NETTALI.COM - Les 25 prévenus, dans le cadre de l’enquête sur le massacre de Boffa-Bayotte, ont entamé, hier, à la Maison d’arrêt et de correction (Mac) de Ziguinchor, une nouvelle grève de la faim pour dénoncer leur longue détention préventive et exiger, dans les meilleurs délais, l’ouverture d’un procès juste et équitable.

Depuis hier, et pour la troisième fois, le journaliste René Capain Bassène et 24 autres présumés auteurs du massacre qui a fait 14 morts et 7 blessés, le 6 janvier 2018 dans la forêt de Boffa-Bayotte (département de Ziguinchor) entament une nouvelle grève pour s’indigner de leur longue détention préventive.

En effet,  ils sont en prison depuis quatre ans. Ils exigent l’ouverture d’un procès “juste’’ et “équitable’’. En avril et en juillet 2021, ils avaient entamé le même mouvement d’humeur avant de le suspendre, parce que le magistrat instructeur leur avait donné des gages quant à la diligence de leur dossier. Las d’attendre, et après tant d’années de détention préventive nourries de combats contre le stress, de désespoir pour les uns, d’espoir pour les autres, d’amertume, d’isolement et de solitude, les 25 détenus ont décidé, d’entamer une nouvelle grève illimitée de la faim. En l’absence, faut-il le souligner, de leur co-inculpé, feu Seyni Sané, le désormais chef de village de Toubacouta décédé en prison. Leurs parents et proches se sont donné rendez-vous, hier matin, à la Maison d’arrêt et de correction (Mac) de Ziguinchor pour témoigner et apporter leur soutien à René Capain Bassène et à ses codétenus qui démarrent leur diète.

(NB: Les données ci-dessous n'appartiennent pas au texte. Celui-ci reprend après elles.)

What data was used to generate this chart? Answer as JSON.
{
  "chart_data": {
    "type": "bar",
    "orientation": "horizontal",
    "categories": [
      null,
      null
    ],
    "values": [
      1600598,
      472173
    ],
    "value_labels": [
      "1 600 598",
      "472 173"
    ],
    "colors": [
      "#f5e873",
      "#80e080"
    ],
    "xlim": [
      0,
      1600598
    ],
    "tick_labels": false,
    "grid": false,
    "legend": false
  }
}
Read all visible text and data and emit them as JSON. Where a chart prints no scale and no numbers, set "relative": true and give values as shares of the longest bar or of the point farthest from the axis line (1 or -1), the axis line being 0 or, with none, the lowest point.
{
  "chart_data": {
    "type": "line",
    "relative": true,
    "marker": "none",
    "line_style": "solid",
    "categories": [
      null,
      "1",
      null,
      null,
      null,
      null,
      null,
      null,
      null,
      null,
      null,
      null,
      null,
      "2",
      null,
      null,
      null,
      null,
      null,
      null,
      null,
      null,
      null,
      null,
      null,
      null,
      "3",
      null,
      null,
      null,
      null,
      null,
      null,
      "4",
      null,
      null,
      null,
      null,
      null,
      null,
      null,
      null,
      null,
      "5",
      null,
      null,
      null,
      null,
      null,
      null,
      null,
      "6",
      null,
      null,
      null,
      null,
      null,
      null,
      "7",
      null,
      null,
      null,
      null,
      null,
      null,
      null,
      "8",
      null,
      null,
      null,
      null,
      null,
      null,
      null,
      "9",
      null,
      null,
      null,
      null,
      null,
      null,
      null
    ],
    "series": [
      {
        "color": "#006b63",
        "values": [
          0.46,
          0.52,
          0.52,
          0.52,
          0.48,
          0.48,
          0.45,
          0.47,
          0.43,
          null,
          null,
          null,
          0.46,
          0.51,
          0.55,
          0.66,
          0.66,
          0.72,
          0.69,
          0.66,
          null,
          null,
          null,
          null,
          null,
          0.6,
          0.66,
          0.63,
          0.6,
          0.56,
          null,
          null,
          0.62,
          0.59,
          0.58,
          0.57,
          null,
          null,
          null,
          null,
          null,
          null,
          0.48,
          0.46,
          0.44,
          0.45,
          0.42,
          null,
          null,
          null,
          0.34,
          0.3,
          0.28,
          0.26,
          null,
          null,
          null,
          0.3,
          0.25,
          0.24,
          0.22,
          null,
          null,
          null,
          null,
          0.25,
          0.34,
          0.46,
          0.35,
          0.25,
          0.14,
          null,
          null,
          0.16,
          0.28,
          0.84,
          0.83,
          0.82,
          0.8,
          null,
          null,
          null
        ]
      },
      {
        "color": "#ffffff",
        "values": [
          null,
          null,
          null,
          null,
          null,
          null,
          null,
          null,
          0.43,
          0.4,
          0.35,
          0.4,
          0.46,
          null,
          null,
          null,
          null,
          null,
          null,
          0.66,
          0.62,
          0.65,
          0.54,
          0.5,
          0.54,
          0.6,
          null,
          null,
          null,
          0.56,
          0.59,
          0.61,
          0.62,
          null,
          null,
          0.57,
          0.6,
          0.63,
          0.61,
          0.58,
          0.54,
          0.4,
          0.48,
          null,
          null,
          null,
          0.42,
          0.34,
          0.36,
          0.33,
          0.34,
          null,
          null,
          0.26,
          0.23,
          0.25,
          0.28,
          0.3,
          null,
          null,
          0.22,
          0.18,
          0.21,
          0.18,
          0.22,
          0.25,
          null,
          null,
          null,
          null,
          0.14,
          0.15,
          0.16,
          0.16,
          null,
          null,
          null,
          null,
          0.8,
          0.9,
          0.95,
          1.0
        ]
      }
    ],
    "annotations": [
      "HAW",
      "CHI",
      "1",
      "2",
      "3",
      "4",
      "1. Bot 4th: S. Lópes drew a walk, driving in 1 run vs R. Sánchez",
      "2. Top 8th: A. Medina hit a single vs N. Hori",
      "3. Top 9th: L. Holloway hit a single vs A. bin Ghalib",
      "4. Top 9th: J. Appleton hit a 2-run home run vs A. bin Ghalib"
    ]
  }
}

A l’annonce de cette troisième grève, la semaine dernière, le porte-parole du collectif des familles des personnes détenues, Sékou Bodian, avait indiqué que cette fois-ci, leurs parents ne feront aucune concession. Mieux, ils “ne renonceront pas à leur grève qu’après engagement ferme des autorités compétentes quant à la tenue du procès’’.

“Il y a beaucoup de mensonges qui entourent cette affaire et nous voulons, comme eux, être édifiés’’, avait, en avril dernier, déclaré Mame Diarra Sané du village de Toubacouta qui a payé un lourd tribut dans cette tragédie. Mame Diarra est aussi la fille du défunt chef de village Seyni Sané décédé en prison à Dakar, quelques mois après la mort de sa femme. “J’ai aussi deux de mes frères parmi les inculpés. Chez moi, il n’y a plus d’hommes. On nous a fait valser entre Ziguinchor et Dakar. Trouver une autorisation de visite à nos parents relève parfois d’un véritable parcours du combattant. Nous sommes fatigués’’, avait-elle déploré. Outre le soutien à leurs parents, ils demandent tous l’ouverture d’un procès pour en finir avec ce dossier. ’’J’accepte mon destin et le sort réservé à mon mari. On ne peut pas mettre des gens en prison depuis bientôt quatre ans sans les juger. C’est injuste. S’il existe des non-dits dans ce dossier, il faut oser le dire. Nous familles des détenus, nous vivons des moments très difficiles. C’est pour cette raison que nous réclamons l’ouverture d’un procès juste et équitable’’, a déclaré Odette Victorine Coly, l’épouse du journaliste René Capain Bassène considéré comme le cerveau de cette tuerie. Elle souligne que son mari veut être jugé pour révéler au monde entier tout ce qu’il sait de ce dossier.

Pour rappel, c’est le dimanche 14 janvier 2018 que 15 individus du village de Toubacouta, à une dizaine de kilomètres au sud de Ziguinchor et le journaliste René Capain Bassène, en charge de la communication à l’Agence nationale pour la relance des activités socioéconomiques en Casamance (Anrac) ont été conduits à la Mac de Ziguinchor. Ils sont poursuivis pour association de malfaiteurs, participation à un mouvement insurrectionnel, tentative d’assassinat, détention d’armes sans autorisation administrative, coups et blessures volontaires, vols en réunion. Le juge d’instruction, après les avoir inculpés, les a placés sous mandat de dépôt. Neuf autres avaient été libérés, “faute de charges suffisantes’’. Le même jour, une délégation judiciaire prise par le juge d’instruction a permis l’interpellation de huit autres personnes qui lui ont été présentées le mardi 23 janvier 2018 avant d’être inculpées et placées, elles aussi, sous mandat de dépôt.